— Милованова!

Кира заходит в кафельную комнату со стеклянными шкафами. Как она все это ненавидит.

— Кира, я в восторге! Водил детей на Щелкунчика, какая Маша! — восклицает с восторгом Далаки.

Под пушистыми усами он складывает крупные губы в дудочку и свистит мелодию адажио. Кира скромно улыбается.

— Какая Маша! Маша да не наша! — не унимается он.

В который раз Кира думает что он, несмотря на степень, все таки пошловат. У нее нет благоговения перед его кандидатской, как у Веры Петровны.

— Не сфальшивил? — спрашивает он встревоженно.

— Очень похоже, — уверяет она его.

— Как дела, дорогая?

Далаки всегда говорит с ней излишне вдохновенно. Кире это неприятно, похоже он держит ее совсем за дурочку. Но так как доктор никогда ей не нравился, с возрастом она перестала сокрушаться по этому поводу. С Верой Петровной он говорит по другому. Нахмурив брови и мастерски жонглируя страшными терминами.

— Я ведь уезжаю. Мама прислала меня провериться перед отъездом.

— Теряем талантливых людей, — говорит он Ленке и смотрит на медсестру так, будто бы она виновата в отъезде Киры. — Зачем ты уезжаешь? Тщеславие большой грех, с ним трудно жить.

У вас забыла спросить, — хамит ему мысленно Кира и раздевшись боком выходит из-за ширмы. Ленка всегда бесцеремонно ее разглядывает. И это бесит.

— Ложись, милая Кира! — экзальтированно восклицает доктор. — Простынь сменили? — строго спрашивает он медсестру.

Кира ежится, пальцы у него холодные. От халата пахнет мазью Вишневского и крепким одеколоном. Он склоняется над ее родимым пятном. Два распростертых крыла или Фолклендские острова, как обозвал их однажды Глеб. Этих крыльев обморочно боится Вера Петровна. Главное чтобы они не поплыли вширь, чтобы их география оставалась неизменной. Не меняла форму и цвет. Кира к островам относится ровно, они часть ее, так же как и пальцы на руках и ногах. Радовало, что они на животе и их всегда можно скрыть корсетом. И не такого уж они и темного цвета, кофе сильно разбавленный молоком. Конечно, в спектаклях с восточными мотивами всегда короткий лиф и юбка или шальвары с низкой посадкой. Но и в этом случае можно попросить костюмных подшить вставки телесного цвета или просто замазать маскирующим кремом.


От нечего делать, Кира рассматривает лицо Далаки. Наверное, для женщин определенного возраста он привлекателен. Аккуратно подстригает усы и у него всегда тщательно выбрит затылок. Интересно, Вере Петровне он когда — нибудь нравился? Лицо у Далаки сейчас серьезное и сосредоточенное. Он мягко щиплет ее по контуру островов.

— Когда уезжаешь?

— В следующую среду.

— Значит на пятом, скором поезде? Тю-тю! И Кира от нас сбежала!

— Откуда вы знаете что на пятом? — удивляется она.
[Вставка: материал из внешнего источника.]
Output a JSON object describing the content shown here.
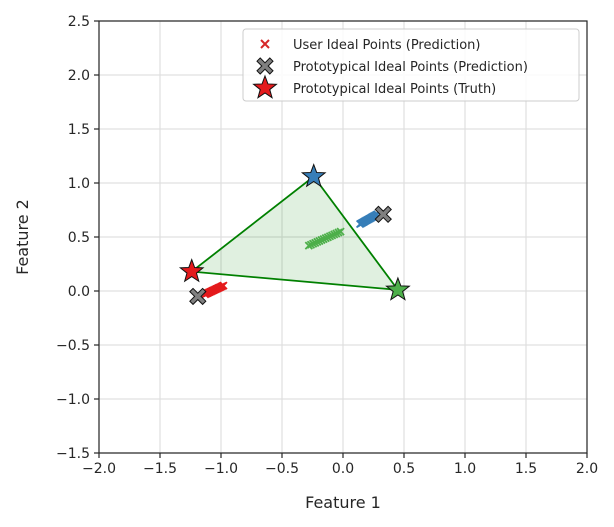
{
  "chart_data": {
    "type": "scatter",
    "xlabel": "Feature 1",
    "ylabel": "Feature 2",
    "xlim": [
      -2.0,
      2.0
    ],
    "ylim": [
      -1.5,
      2.5
    ],
    "xticks": [
      "−2.0",
      "−1.5",
      "−1.0",
      "−0.5",
      "0.0",
      "0.5",
      "1.0",
      "1.5",
      "2.0"
    ],
    "yticks": [
      "−1.5",
      "−1.0",
      "−0.5",
      "0.0",
      "0.5",
      "1.0",
      "1.5",
      "2.0",
      "2.5"
    ],
    "grid": true,
    "legend_position": "top-right",
    "legend": [
      {
        "label": "User Ideal Points (Prediction)",
        "marker": "x",
        "color": "#d62728"
      },
      {
        "label": "Prototypical Ideal Points (Prediction)",
        "marker": "X",
        "color": "#808080"
      },
      {
        "label": "Prototypical Ideal Points (Truth)",
        "marker": "star",
        "color": "#e41a1c"
      }
    ],
    "truth_points": [
      {
        "x": -1.24,
        "y": 0.18,
        "color": "#e41a1c"
      },
      {
        "x": -0.24,
        "y": 1.06,
        "color": "#377eb8"
      },
      {
        "x": 0.45,
        "y": 0.01,
        "color": "#4daf4a"
      }
    ],
    "predicted_prototypes": [
      {
        "x": -1.19,
        "y": -0.05
      },
      {
        "x": 0.33,
        "y": 0.71
      }
    ],
    "user_clusters": [
      {
        "color": "#e41a1c",
        "from": [
          -1.13,
          -0.03
        ],
        "to": [
          -0.98,
          0.05
        ]
      },
      {
        "color": "#377eb8",
        "from": [
          0.14,
          0.62
        ],
        "to": [
          0.28,
          0.71
        ]
      },
      {
        "color": "#4daf4a",
        "from": [
          -0.28,
          0.42
        ],
        "to": [
          -0.02,
          0.55
        ]
      }
    ],
    "triangle_color": "#008000"
  }
}
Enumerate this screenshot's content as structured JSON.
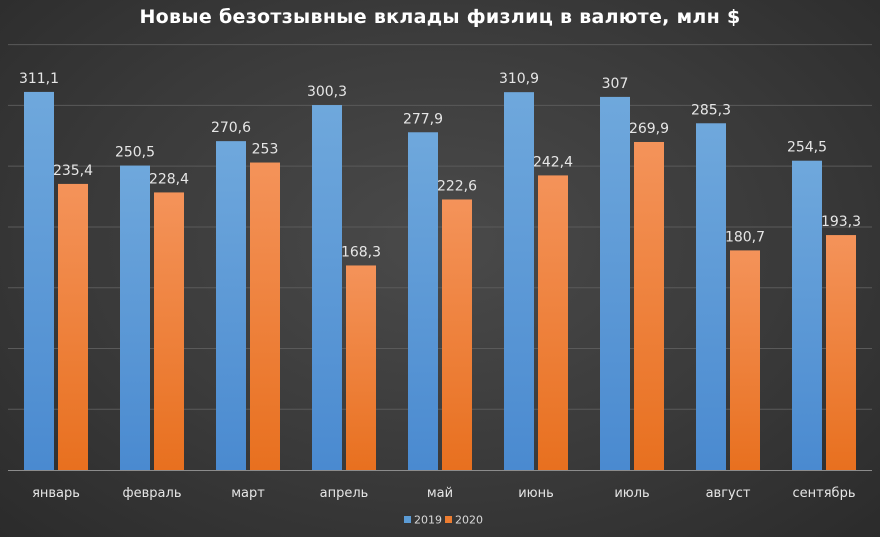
{
  "chart_data": {
    "type": "bar",
    "title": "Новые безотзывные вклады физлиц в валюте, млн $",
    "categories": [
      "январь",
      "февраль",
      "март",
      "апрель",
      "май",
      "июнь",
      "июль",
      "август",
      "сентябрь"
    ],
    "series": [
      {
        "name": "2019",
        "values": [
          311.1,
          250.5,
          270.6,
          300.3,
          277.9,
          310.9,
          307,
          285.3,
          254.5
        ],
        "labels": [
          "311,1",
          "250,5",
          "270,6",
          "300,3",
          "277,9",
          "310,9",
          "307",
          "285,3",
          "254,5"
        ],
        "color": "#5b9bd5"
      },
      {
        "name": "2020",
        "values": [
          235.4,
          228.4,
          253,
          168.3,
          222.6,
          242.4,
          269.9,
          180.7,
          193.3
        ],
        "labels": [
          "235,4",
          "228,4",
          "253",
          "168,3",
          "222,6",
          "242,4",
          "269,9",
          "180,7",
          "193,3"
        ],
        "color": "#ed7d31"
      }
    ],
    "ylim": [
      0,
      350
    ],
    "grid": true,
    "legend_position": "bottom"
  }
}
— О, я знаю даже расписание автобусов, которые возят гастарбайтеров в Москву. Можешь одеваться. Пока патологии нет, все как всегда. Лена возьмет кровь на анализы… И да, еще один соскоб. Это совсем новая технология.

Он тщательно моет руки и к удивлению Киры, мажет их детским кремом.

— Надеюсь ты понимаешь…С этим шутить нельзя. В Москве ты сразу встанешь на учет к Еникееву. Хороший специалист, не такой красивый как я, — он любуется собой в зеркале над умывальником. Приглаживает усы. — Но ничего, не противный. Играет на гитаре, испанская школа, играет как бог! Лена даст тебе его координаты.

— Хорошо, — покорно соглашается Кира.

При чем здесь испанская школа? — думает она. — К черту Еникеева с его гитарой. Уж без Веры Петровны я точно к этим врачам ни ногой.

Она чувствует себя великолепно. Это все задвиги матери. Ленка со шприцом в руке уже поджидает ее у кресла. Кира чувствует крепкий запах спирта, когда ей натирают внутренний сгиб руки.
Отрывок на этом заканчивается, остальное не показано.